Obviously, with this very dark storyline, GOD BLESS AMERICA is not going to appeal to everyone. Some people are just not going to ever find murder funny. But for those of us who have watched reality TV and totally despised the shrill, self-obsessed idiots who populate too much of our “popular entertainment,” this movie has the potential to be a very wicked guilty pleasure.
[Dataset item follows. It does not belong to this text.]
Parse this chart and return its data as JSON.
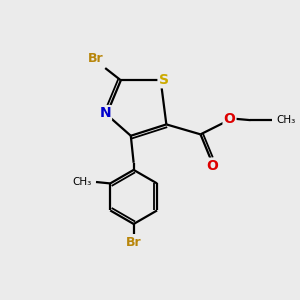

GOD BLESS AMERICA is not perfect, however. The fact that nobody tries to stop them for weeks struck me as completely unrealistic, which just emphasizes the fantasy elements here. This is not the real world. And there are times when Frank and Roxy’s agenda (especially Roxy’s list of the kinds of people she hates) seems rather elitist, but I guess that’s the point, since, by the time they’re killing people for just being rude, things have reached an absurd level. There are, though, moments in the film when it just seems to be preaching at us, about what’s wrong with our society and popular culture, and it’s those moments that are the movie’s weakest. As a viewer, I don’t want to be preached to. Luckily there are only a few missteps in that direction. Not enough to ruin what’s good about the film.
Despite its flaws, I found GOD BLESS AMERICA to be pretty entertaining. And there are some very funny moments here. There’s a lot to like about this movie if your sense of humor tends to be dark. I give it three out of five knives.
© Copyright 2012 by L.L. Soares
(Note: If GOD BLESS AMERICA isn’t playing in limited release in a city near you, you might also be able to catch it on Cable OnDemand)
LL Soares gives GOD BLESS AMERICA ~three knives.